Culture is an important aspect of web design ideas that is often overlooked. However, designing a website with culture and language differences in mind can greatly improve its potential.
There are currently well over one billion internet users worldwide, but only about 495 million of those users are English speakers. This means that you may not be accessible to three thirds of your potential audience.
While you may argue that most people speak English even if it isn’t their first language, a recent study by Common Sense Advisory found that 85% of people who shop online will only make purchases from websites that are available in their native language.
Aside from this, certain layouts, designs or even content may not appeal to people from different cultures, which means that translating your website alone may not be enough to win over those three thirds of internet users that are currently using other services.
The first step to figuring out what changes you should make to your website’s design is to find out where your visitors are coming from. Of course, you could simply opt to translate your website into some of the most important world languages, such as French, Italian, Spanish and German.
But by using a simple service like Google Analytics, which shows you your website’s stats, you can optimize it to meet your user’s needs.
For example, you may see that you are getting a steady stream of visitors from Brazil, and that most of these visitors are using smartphones to access the web. You will then know that you should translate your content into Portuguese, and also ensure that your website is properly set up for mobile use.
But aside from the language, you could find out how to make your website more appealing to people living in Brazil by featuring products that would be more suited to people from that country or using imagery that is easier for them to relate to.
Major companies like Coca-Cola and McDonalds already use this approach, and tailor their websites to the preferences and norms in each specific country. For example, on the Hong Kong website, McDonald’s features shrimp sandwiches, while the Indian one displays a spicy tikka burger.
Here are a few additional things to keep in mind when customizing your website’s design:
Keep it simple
A website designed for a single language is typically pretty easy to navigate, but when you change to multiple languages, layouts and designs, it can quickly get confusing.
Before you can change a website into a global one, a few important changes to the design will need to be made. By using a tool like CSS (Cascading Style sheets), you can maintain the same basic template for your website as a whole, but make smaller changes to content and style for different users and countries.
Your website must also be easy to navigate for people from all over the world, so keep it straight forward and ensure that it is simple enough to flick from one language to another and return to the homepage or view the site map.
While you may not have given much thought to the primary colors you chose for your website, when designing for different cultures colors are actually rather important. In many countries, colors do not have the same meanings as they do in western culture. For example, you are probably familiar with the color red being used to symbolize love or danger, but in China, the same color is used in celebrations and as a symbol of good luck.

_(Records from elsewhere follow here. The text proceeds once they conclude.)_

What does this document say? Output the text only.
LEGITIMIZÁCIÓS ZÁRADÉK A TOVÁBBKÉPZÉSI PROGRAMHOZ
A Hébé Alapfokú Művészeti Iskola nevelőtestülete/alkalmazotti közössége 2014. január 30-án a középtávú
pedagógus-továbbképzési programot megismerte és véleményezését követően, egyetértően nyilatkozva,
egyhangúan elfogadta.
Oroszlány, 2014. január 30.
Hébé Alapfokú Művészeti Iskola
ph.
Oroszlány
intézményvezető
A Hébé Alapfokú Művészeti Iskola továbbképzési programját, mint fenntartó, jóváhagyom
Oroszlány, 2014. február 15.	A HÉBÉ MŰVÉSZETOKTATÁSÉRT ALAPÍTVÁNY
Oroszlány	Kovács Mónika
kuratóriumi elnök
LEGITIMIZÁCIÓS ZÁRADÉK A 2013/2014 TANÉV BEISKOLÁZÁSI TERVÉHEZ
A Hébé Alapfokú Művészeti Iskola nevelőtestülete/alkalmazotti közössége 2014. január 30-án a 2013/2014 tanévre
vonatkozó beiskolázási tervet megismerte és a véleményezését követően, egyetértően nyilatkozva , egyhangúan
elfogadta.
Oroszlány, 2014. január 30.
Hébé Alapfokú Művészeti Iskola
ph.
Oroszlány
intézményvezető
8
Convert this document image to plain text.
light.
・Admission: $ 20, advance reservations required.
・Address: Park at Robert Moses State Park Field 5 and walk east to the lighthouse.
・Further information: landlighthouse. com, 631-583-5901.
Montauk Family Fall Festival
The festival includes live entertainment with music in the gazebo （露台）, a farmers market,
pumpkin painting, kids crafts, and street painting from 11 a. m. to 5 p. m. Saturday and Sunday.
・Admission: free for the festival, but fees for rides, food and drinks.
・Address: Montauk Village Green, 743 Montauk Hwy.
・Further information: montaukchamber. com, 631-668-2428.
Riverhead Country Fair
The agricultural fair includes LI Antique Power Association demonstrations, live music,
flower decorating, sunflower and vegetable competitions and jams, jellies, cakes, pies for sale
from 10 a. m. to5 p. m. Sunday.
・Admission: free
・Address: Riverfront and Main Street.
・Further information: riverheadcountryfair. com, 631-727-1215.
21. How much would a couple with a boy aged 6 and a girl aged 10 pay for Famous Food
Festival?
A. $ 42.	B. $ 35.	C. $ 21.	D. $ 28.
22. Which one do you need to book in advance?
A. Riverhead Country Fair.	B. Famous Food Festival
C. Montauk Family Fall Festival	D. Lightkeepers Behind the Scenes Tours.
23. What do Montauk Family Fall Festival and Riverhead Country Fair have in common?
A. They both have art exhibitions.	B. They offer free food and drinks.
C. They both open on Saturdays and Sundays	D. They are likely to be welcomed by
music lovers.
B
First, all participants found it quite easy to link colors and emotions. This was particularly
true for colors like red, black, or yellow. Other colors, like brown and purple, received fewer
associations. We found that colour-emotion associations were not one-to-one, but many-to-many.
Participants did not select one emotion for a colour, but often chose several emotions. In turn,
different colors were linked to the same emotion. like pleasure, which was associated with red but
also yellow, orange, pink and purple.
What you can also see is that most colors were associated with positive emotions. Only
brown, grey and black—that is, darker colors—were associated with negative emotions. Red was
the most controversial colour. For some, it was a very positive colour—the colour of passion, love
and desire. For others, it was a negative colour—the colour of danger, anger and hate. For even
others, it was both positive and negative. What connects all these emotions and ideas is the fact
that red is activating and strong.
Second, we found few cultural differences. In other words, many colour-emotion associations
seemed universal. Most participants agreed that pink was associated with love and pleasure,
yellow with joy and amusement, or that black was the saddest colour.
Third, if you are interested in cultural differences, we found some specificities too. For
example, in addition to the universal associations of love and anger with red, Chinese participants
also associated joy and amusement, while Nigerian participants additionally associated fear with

Yellow is often used to symbolize summer, new life and vibrancy in western culture, whereas in Mexico it is a color of mourning. Generally speaking, blue tones are neutral in most cultures and are probably the safest bet if you are looking to go global.
Of course, it would simply not be possible to accommodate every different culture in your color scheme, but it is helpful to be aware of some of the major differences, especially when it comes to bold colors like red, orange or yellow.
Take your cues from the big names
Even if you don’t have a lot of money to invest in market research and web-design, you can learn a lot by researching what the bigger companies are doing. Check out global websites like Apple or Coca-Cola and take note of some of the major differences between their country-specific websites.
You may notice that they are using certain color schemes for certain countries, or maybe the types of images they use and the specific products they feature are quite different from country to country.
You can be fairly sure that these companies have done thorough market research and didn’t just pick their designs at random, so don’t be afraid to implement a few of their design ideas (without blatantly plagiarizing of course).